The second main contribution is analysing low-quality information and its risks and disruption on the supply chain. We examine fake news, misinformation and disinformation, their characteristics, risk and disruptions to supply chains. We find that there is a higher risk, and the impact of disruptions on supply chains is more negative when those disruptions are due to exogenous fake news, misinformation and disinformation and when those disruptions are intentional. Fake news, misinformation and disinformation can be amplified and cause larger supply chain disruptions. These findings answer the research question: What are the information risks, and how can they disrupt supply chains?

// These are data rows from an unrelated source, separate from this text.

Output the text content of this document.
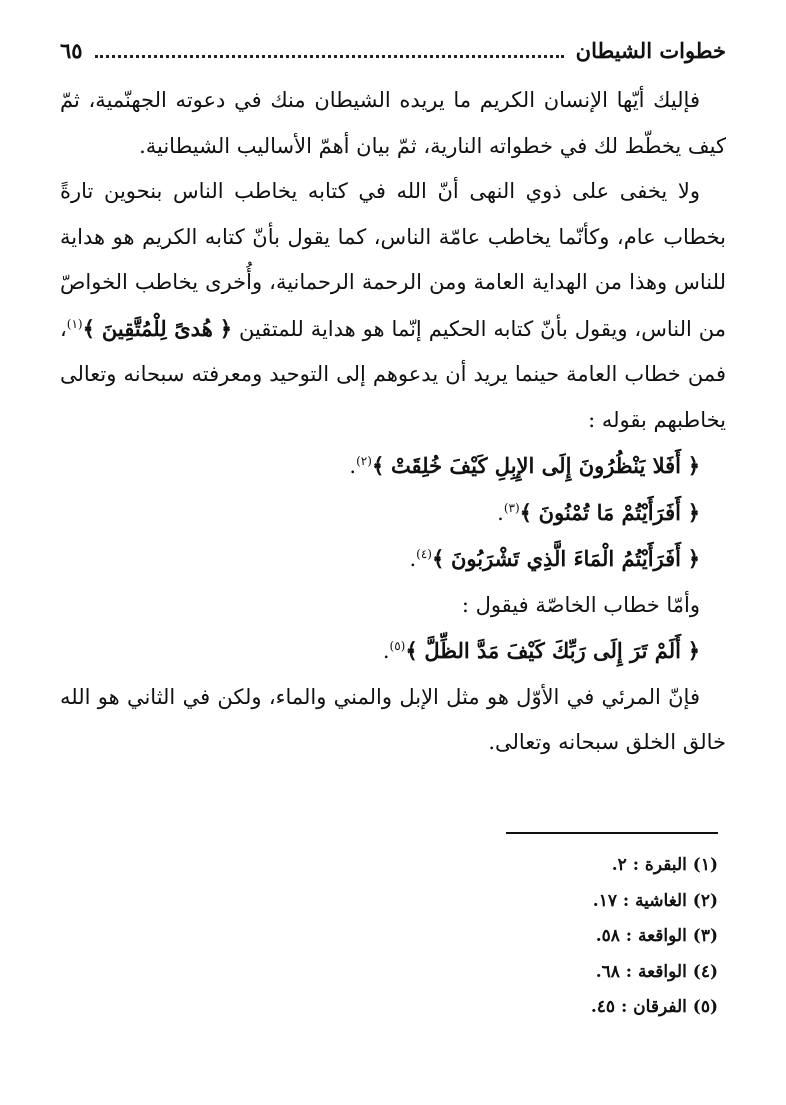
خطوات الشيطان
٦٥

فإليك أيّها الإنسان الكريم ما يريده الشيطان منك في دعوته الجهنّمية، ثمّ كيف يخطّط لك في خطواته النارية، ثمّ بيان أهمّ الأساليب الشيطانية.

ولا يخفى على ذوي النهى أنّ الله في كتابه يخاطب الناس بنحوين تارةً بخطاب عام، وكأنّما يخاطب عامّة الناس، كما يقول بأنّ كتابه الكريم هو هداية للناس وهذا من الهداية العامة ومن الرحمة الرحمانية، وأُخرى يخاطب الخواصّ من الناس، ويقول بأنّ كتابه الحكيم إنّما هو هداية للمتقين ﴿ هُدىً لِلْمُتَّقِينَ ﴾$^{(١)}$، فمن خطاب العامة حينما يريد أن يدعوهم إلى التوحيد ومعرفته سبحانه وتعالى يخاطبهم بقوله :

﴿ أَفَلا يَنْظُرُونَ إِلَى الإِبِلِ كَيْفَ خُلِقَتْ ﴾$^{(٢)}$.

﴿ أَفَرَأَيْتُمْ مَا تُمْنُونَ ﴾$^{(٣)}$.

﴿ أَفَرَأَيْتُمُ الْمَاءَ الَّذِي تَشْرَبُونَ ﴾$^{(٤)}$.

وأمّا خطاب الخاصّة فيقول :

﴿ أَلَمْ تَرَ إِلَى رَبِّكَ كَيْفَ مَدَّ الظِّلَّ ﴾$^{(٥)}$.

فإنّ المرئي في الأوّل هو مثل الإبل والمني والماء، ولكن في الثاني هو الله خالق الخلق سبحانه وتعالى.

(١) البقرة : ٢.
(٢) الغاشية : ١٧.
(٣) الواقعة : ٥٨.
(٤) الواقعة : ٦٨.
(٥) الفرقان : ٤٥.
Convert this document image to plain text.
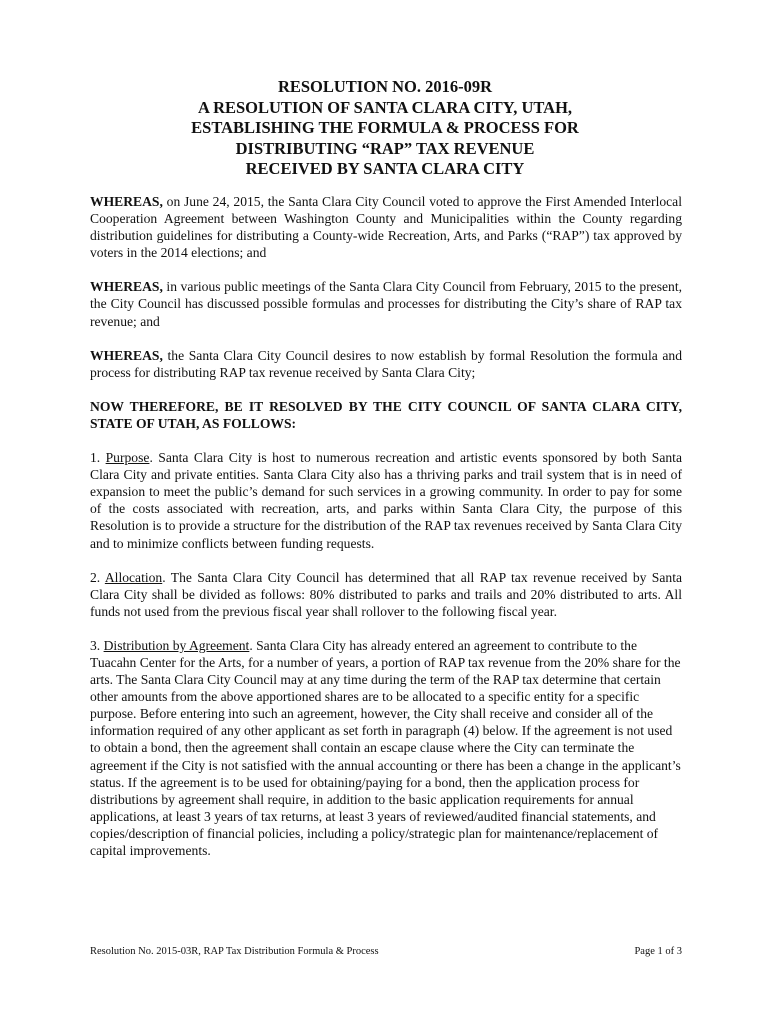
RESOLUTION NO. 2016-09R
A RESOLUTION OF SANTA CLARA CITY, UTAH,
ESTABLISHING THE FORMULA & PROCESS FOR
DISTRIBUTING “RAP” TAX REVENUE
RECEIVED BY SANTA CLARA CITY

WHEREAS, on June 24, 2015, the Santa Clara City Council voted to approve the First Amended Interlocal Cooperation Agreement between Washington County and Municipalities within the County regarding distribution guidelines for distributing a County-wide Recreation, Arts, and Parks (“RAP”) tax approved by voters in the 2014 elections; and

WHEREAS, in various public meetings of the Santa Clara City Council from February, 2015 to the present, the City Council has discussed possible formulas and processes for distributing the City’s share of RAP tax revenue; and

WHEREAS, the Santa Clara City Council desires to now establish by formal Resolution the formula and process for distributing RAP tax revenue received by Santa Clara City;

NOW THEREFORE, BE IT RESOLVED BY THE CITY COUNCIL OF SANTA CLARA CITY, STATE OF UTAH, AS FOLLOWS:

1. Purpose. Santa Clara City is host to numerous recreation and artistic events sponsored by both Santa Clara City and private entities. Santa Clara City also has a thriving parks and trail system that is in need of expansion to meet the public’s demand for such services in a growing community. In order to pay for some of the costs associated with recreation, arts, and parks within Santa Clara City, the purpose of this Resolution is to provide a structure for the distribution of the RAP tax revenues received by Santa Clara City and to minimize conflicts between funding requests.

2. Allocation. The Santa Clara City Council has determined that all RAP tax revenue received by Santa Clara City shall be divided as follows: 80% distributed to parks and trails and 20% distributed to arts. All funds not used from the previous fiscal year shall rollover to the following fiscal year.

3. Distribution by Agreement. Santa Clara City has already entered an agreement to contribute to the Tuacahn Center for the Arts, for a number of years, a portion of RAP tax revenue from the 20% share for the arts. The Santa Clara City Council may at any time during the term of the RAP tax determine that certain other amounts from the above apportioned shares are to be allocated to a specific entity for a specific purpose. Before entering into such an agreement, however, the City shall receive and consider all of the information required of any other applicant as set forth in paragraph (4) below. If the agreement is not used to obtain a bond, then the agreement shall contain an escape clause where the City can terminate the agreement if the City is not satisfied with the annual accounting or there has been a change in the applicant’s status. If the agreement is to be used for obtaining/paying for a bond, then the application process for distributions by agreement shall require, in addition to the basic application requirements for annual applications, at least 3 years of tax returns, at least 3 years of reviewed/audited financial statements, and copies/description of financial policies, including a policy/strategic plan for maintenance/replacement of capital improvements.

Resolution No. 2015-03R, RAP Tax Distribution Formula & Process	Page 1 of 3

The third contribution comes from exploring the question of how blockchain technologies improve information management risk management and increase supply chain resilience. The framework presented in this paper provides a useful tool for managing risks due to misleading information disruptions in practice. We present some applications of Blockchain to the supply chain and find support that Blockchain can advance the risk management and resilience of supply chains. Moreover blockchain can have practical benefits by facilitating cooperation and partnerships among different supply chain participants. Another practical implication for decision makers is that information sharing is an effective strategy for supply chain risk management. Nevertheless, this study comes with two main limitations. It is a theoretical study, and blockchain applications to supply chains are a novice and arguably not very mature. Future research can provide empirical evidence and expand supply chains’ different models and applications. Moreover, future research can expand and combine blockchain technology with other Industry 4.0 technologies for more effective SCRM.